ZIFA President and millionaire businessman, Philip Chiyangwa, says he recycled every dirty trick to get rich, including scamming politicians, convincing bank managers to sign off loans worth millions of dollars without any semblance of collateral security.

The property mogul said he learnt to use a corrupt system to his advantage from an early stage.

“When I was building the Whitehouse, it was the first such attractive house and what happened is that I owed CABS because I wasn’t repaying the loan (for the house). I kept borrowing money to the extent that I bought furniture for the house,” he said.

He said CBZ wanted to seize his house because he could not pay back, “I rushed to CBZ and I saw (then CBZ Holdings chief executive Nyasha Makuvise. Makuvise instantly wrote a letter advising the bank to give me money so that I pay off the CABS loan . . . that’s why I am where I am today,”.

Chiyangwa said that the early lessons fuelled his desire to make more money. “So how then did I make money? I had no capital. So in 1998, I went again to CBZ and saw Gideon Gono. I told him I wanted to buy companies that were liquidating which included Zeco and GND Shoes,” he said.

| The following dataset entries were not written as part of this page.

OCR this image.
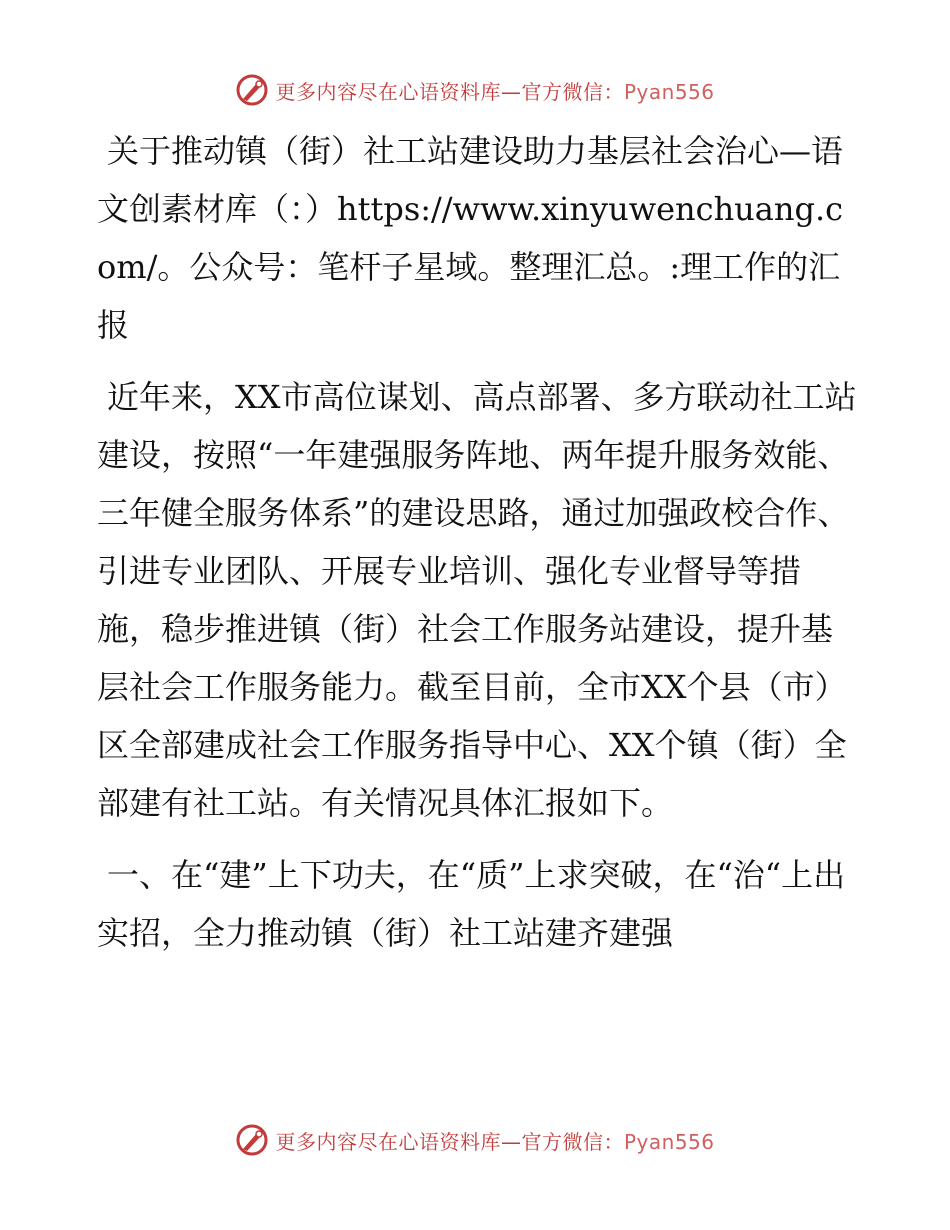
更多内容尽在心语资料库—官方微信：Pyan556

关于推动镇（街）社工站建设助力基层社会治心—语文创素材库（：）https://www.xinyuwenchuang.com/。公众号：笔杆子星域。整理汇总。:理工作的汇报

近年来，XX市高位谋划、高点部署、多方联动社工站建设，按照“一年建强服务阵地、两年提升服务效能、三年健全服务体系”的建设思路，通过加强政校合作、引进专业团队、开展专业培训、强化专业督导等措施，稳步推进镇（街）社会工作服务站建设，提升基层社会工作服务能力。截至目前，全市XX个县（市）区全部建成社会工作服务指导中心、XX个镇（街）全部建有社工站。有关情况具体汇报如下。

一、在“建”上下功夫，在“质”上求突破，在“治“上出实招，全力推动镇（街）社工站建齐建强

更多内容尽在心语资料库—官方微信：Pyan556
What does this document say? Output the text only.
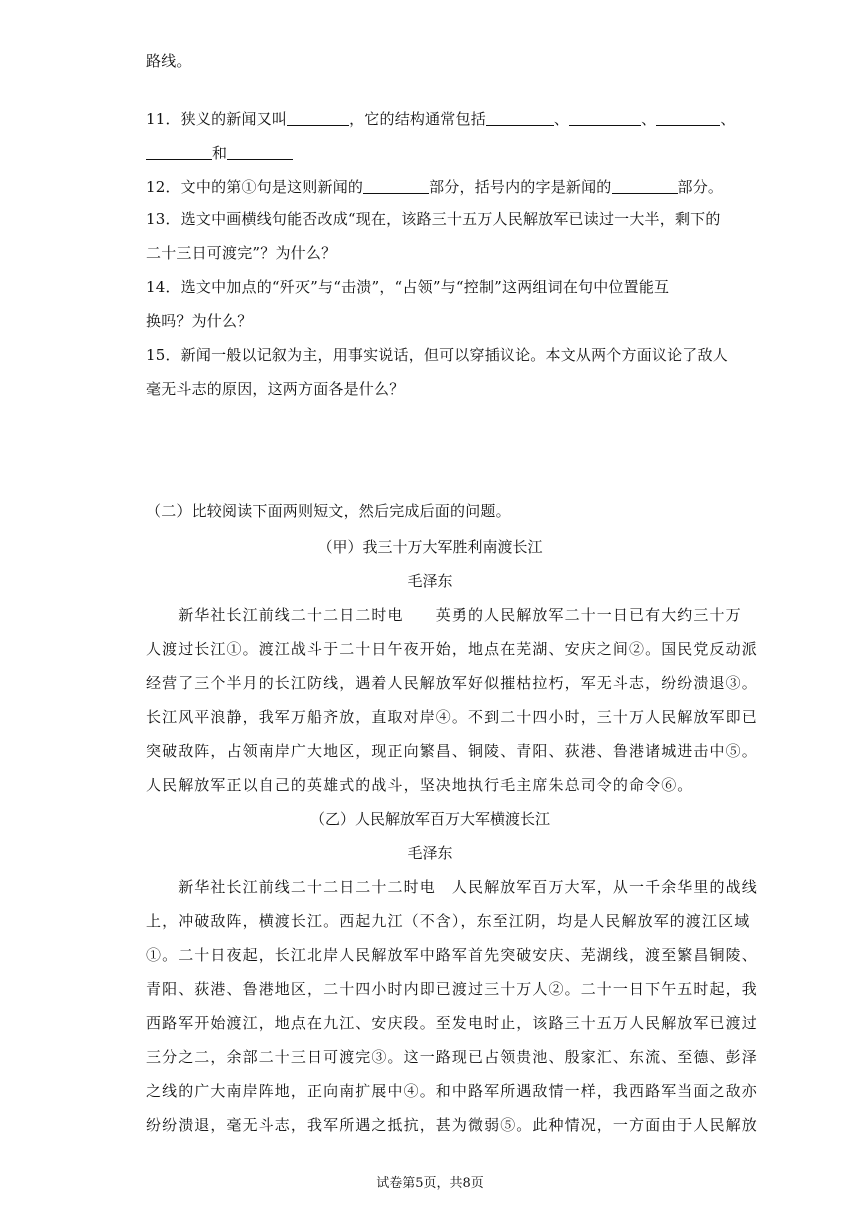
路线。
11．狭义的新闻又叫	，它的结构通常包括	、	、	、
和
12．文中的第①句是这则新闻的	部分，括号内的字是新闻的	部分。
13．选文中画横线句能否改成“现在，该路三十五万人民解放军已读过一大半，剩下的
二十三日可渡完”？为什么？
14．选文中加点的“歼灭”与“击溃”，“占领”与“控制”这两组词在句中位置能互
换吗？为什么？
15．新闻一般以记叙为主，用事实说话，但可以穿插议论。本文从两个方面议论了敌人
毫无斗志的原因，这两方面各是什么？
（二）比较阅读下面两则短文，然后完成后面的问题。
（甲）我三十万大军胜利南渡长江
毛泽东
　　新华社长江前线二十二日二时电　　英勇的人民解放军二十一日已有大约三十万
人渡过长江①。渡江战斗于二十日午夜开始，地点在芜湖、安庆之间②。国民党反动派
经营了三个半月的长江防线，遇着人民解放军好似摧枯拉朽，军无斗志，纷纷溃退③。
长江风平浪静，我军万船齐放，直取对岸④。不到二十四小时，三十万人民解放军即已
突破敌阵，占领南岸广大地区，现正向繁昌、铜陵、青阳、荻港、鲁港诸城进击中⑤。
人民解放军正以自己的英雄式的战斗，坚决地执行毛主席朱总司令的命令⑥。
（乙）人民解放军百万大军横渡长江
毛泽东
　　新华社长江前线二十二日二十二时电　人民解放军百万大军，从一千余华里的战线
上，冲破敌阵，横渡长江。西起九江（不含），东至江阴，均是人民解放军的渡江区域
①。二十日夜起，长江北岸人民解放军中路军首先突破安庆、芜湖线，渡至繁昌铜陵、
青阳、荻港、鲁港地区，二十四小时内即已渡过三十万人②。二十一日下午五时起，我
西路军开始渡江，地点在九江、安庆段。至发电时止，该路三十五万人民解放军已渡过
三分之二，余部二十三日可渡完③。这一路现已占领贵池、殷家汇、东流、至德、彭泽
之线的广大南岸阵地，正向南扩展中④。和中路军所遇敌情一样，我西路军当面之敌亦
纷纷溃退，毫无斗志，我军所遇之抵抗，甚为微弱⑤。此种情况，一方面由于人民解放
试卷第5页，共8页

He said Gono gave him the loan however when he went back to get another loan to buy GND Shoes he said ‘no, another politician had approached Gono.

Chiyangwa recalled that he then moved to the doorstep of former Cabinet minister Francis Nhema in his bid to secure $35 million needed for the deal.

“So I went to Nhema who was running a building society at that time. So I went there and told Nhema ‘you are now chairman of my organisation called Native Investments Africa Group. But what I want you to do for me is to be my guarantor so that we take over GND Shoes.”

Having convinced the former Youth minister of the potential for money in a company that had houses in the leafy suburbs of the country, the two agreed to “go into partnership” with a view of selling off some of the property to pay off the loan.

“For this deal to materialise, I also included another politician I can’t mention his name for I fear of embarrassing him but I tricked him in the end,” Chiyangwa said.

Now a multi-millionaire struggling to keep his wealth intact while also presiding over the implosion of a debt ridden Zimbabwe Football Association, Chiyangwa now sees the worst of a same system that made him.